Climate, conflict and forced migration
This paper aims to empirically establish the causal path from climate change to violent conflict and cross-border migration and explore how climate and conflict interplay in influencing asylum seekers flows. Exploiting bilateral refugee flows data for the years 2006–2015 for 157 countries, the study employs sample selection methods for gravity-type models to first estimate the impact of climate on conflict and, secondly, how conflict influences forced migration.

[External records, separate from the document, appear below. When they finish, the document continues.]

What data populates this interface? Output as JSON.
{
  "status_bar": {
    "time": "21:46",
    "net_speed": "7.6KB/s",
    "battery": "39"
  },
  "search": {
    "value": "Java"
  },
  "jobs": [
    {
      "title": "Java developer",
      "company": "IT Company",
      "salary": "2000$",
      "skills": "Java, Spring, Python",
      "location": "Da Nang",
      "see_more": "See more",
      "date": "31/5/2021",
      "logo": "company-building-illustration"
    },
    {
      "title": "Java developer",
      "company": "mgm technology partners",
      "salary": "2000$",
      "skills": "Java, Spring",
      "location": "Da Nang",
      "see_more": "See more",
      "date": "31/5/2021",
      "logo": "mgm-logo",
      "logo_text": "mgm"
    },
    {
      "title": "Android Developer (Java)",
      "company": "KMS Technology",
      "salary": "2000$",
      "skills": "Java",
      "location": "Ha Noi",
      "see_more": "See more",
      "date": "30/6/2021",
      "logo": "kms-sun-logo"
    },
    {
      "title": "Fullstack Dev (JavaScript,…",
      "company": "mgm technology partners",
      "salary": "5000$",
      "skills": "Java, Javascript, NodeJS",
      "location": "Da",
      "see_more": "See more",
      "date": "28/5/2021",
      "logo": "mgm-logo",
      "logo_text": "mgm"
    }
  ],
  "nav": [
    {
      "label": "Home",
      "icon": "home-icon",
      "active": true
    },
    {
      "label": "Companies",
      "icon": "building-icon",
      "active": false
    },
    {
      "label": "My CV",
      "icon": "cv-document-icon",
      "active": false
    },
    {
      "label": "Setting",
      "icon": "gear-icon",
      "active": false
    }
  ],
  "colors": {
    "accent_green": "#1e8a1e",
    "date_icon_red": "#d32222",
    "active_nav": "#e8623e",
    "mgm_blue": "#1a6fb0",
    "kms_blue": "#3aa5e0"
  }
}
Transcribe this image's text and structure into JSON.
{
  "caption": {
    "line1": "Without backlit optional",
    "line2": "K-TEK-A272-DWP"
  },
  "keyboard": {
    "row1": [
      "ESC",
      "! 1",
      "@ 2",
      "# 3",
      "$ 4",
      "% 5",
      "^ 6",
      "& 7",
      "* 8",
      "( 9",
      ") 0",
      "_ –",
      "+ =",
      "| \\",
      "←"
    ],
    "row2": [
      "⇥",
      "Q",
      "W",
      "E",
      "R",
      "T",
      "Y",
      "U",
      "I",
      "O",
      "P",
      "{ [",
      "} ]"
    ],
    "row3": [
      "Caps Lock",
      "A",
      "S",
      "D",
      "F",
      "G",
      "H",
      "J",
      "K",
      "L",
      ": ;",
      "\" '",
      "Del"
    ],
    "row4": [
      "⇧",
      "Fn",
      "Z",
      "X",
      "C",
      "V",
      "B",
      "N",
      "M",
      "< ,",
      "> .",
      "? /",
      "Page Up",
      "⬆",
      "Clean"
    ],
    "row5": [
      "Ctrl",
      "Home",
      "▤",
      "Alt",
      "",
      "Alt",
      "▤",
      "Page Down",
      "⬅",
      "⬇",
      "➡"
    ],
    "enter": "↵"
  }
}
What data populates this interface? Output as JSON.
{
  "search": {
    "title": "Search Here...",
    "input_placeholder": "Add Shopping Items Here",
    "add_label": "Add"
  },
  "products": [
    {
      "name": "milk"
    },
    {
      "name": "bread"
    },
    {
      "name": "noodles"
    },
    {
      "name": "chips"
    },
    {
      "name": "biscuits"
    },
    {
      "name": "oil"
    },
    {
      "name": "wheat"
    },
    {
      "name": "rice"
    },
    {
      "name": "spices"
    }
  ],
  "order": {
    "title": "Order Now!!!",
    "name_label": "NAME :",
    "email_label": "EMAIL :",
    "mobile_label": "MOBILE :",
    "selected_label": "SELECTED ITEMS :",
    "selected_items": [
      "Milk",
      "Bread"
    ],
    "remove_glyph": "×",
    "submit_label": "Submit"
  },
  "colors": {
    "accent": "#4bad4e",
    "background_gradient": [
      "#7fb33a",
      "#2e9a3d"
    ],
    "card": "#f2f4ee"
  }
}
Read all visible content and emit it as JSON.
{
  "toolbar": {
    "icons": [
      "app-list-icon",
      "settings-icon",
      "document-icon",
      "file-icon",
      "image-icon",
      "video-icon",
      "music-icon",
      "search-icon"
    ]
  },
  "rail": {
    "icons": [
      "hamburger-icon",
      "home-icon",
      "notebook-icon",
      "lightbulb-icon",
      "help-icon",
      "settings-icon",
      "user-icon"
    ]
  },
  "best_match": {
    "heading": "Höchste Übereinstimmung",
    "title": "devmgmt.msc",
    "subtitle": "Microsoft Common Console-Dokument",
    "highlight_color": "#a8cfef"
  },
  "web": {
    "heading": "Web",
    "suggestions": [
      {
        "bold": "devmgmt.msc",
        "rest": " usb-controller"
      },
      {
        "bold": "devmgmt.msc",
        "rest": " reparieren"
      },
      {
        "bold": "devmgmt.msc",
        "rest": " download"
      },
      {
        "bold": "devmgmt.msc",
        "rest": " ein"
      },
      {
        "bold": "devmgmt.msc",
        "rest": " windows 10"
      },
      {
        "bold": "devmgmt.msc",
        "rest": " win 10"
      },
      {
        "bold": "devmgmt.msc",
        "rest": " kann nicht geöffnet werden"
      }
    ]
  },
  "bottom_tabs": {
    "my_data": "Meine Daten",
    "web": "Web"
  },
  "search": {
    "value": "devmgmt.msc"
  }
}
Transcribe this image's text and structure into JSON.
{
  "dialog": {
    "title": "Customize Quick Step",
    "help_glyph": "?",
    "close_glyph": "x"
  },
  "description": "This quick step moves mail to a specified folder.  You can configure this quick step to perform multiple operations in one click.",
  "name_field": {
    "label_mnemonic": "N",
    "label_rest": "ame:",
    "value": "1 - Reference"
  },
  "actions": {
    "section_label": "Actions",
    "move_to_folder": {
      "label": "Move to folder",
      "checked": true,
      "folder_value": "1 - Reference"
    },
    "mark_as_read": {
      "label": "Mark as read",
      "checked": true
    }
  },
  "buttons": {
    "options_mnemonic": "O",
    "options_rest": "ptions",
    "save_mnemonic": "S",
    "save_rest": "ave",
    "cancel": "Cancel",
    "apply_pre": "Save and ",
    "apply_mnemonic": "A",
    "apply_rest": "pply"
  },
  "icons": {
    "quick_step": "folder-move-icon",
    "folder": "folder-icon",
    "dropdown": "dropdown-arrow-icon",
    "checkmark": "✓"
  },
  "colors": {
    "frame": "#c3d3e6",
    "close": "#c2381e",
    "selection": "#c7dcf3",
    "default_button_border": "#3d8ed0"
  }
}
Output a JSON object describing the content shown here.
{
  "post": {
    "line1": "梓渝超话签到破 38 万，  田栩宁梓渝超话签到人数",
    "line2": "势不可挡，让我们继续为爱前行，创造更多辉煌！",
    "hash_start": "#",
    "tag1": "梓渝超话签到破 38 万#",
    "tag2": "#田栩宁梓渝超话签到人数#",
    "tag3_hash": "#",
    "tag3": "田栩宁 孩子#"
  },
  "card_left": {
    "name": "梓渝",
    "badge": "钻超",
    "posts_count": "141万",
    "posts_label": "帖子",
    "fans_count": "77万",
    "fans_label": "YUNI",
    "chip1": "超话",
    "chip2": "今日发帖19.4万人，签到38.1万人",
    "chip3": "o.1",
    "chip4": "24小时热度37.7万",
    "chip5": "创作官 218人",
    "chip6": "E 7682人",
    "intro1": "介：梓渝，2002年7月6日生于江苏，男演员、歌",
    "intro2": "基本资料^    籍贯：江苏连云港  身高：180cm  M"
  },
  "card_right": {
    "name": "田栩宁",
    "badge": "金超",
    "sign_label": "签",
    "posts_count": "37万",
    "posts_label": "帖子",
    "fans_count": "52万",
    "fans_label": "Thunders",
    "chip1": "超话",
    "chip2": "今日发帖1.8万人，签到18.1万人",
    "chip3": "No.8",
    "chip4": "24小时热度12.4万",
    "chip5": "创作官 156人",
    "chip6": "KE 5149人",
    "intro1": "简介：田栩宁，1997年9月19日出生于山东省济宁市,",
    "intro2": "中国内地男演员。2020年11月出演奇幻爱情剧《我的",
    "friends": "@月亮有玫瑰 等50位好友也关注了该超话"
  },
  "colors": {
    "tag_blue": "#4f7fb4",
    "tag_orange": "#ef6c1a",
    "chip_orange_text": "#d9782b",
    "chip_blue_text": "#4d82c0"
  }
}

To the best of the researchers' knowledge, the causal link between climate, conflict and migration is investigated for the first time at this level of statistical rigour. The study unpacks conflict as a causal mediator between climate change on the one hand and asylum migration on the other. This study thus provides an empirical assessment of scientific evidence on the popular claim regarding the role of climate change on conflict and migration.
The results suggest that climatic conditions, by affecting drought severity and the likelihood of armed conflict, play a statistically significant role as an explanatory factor for asylum seeking exclusively for countries that were affected by the Arab Spring.
The remainder of the paper is organised as follows. Section 2 provides a review of empirical literature on climate, conflict and migration and discusses the underlying mechanisms through which climate can influence migration. Section 3 describes estimation methods and data. Section 4 presents the main results and additional results from robustness checks. Section 5 discusses the main findings and concludes.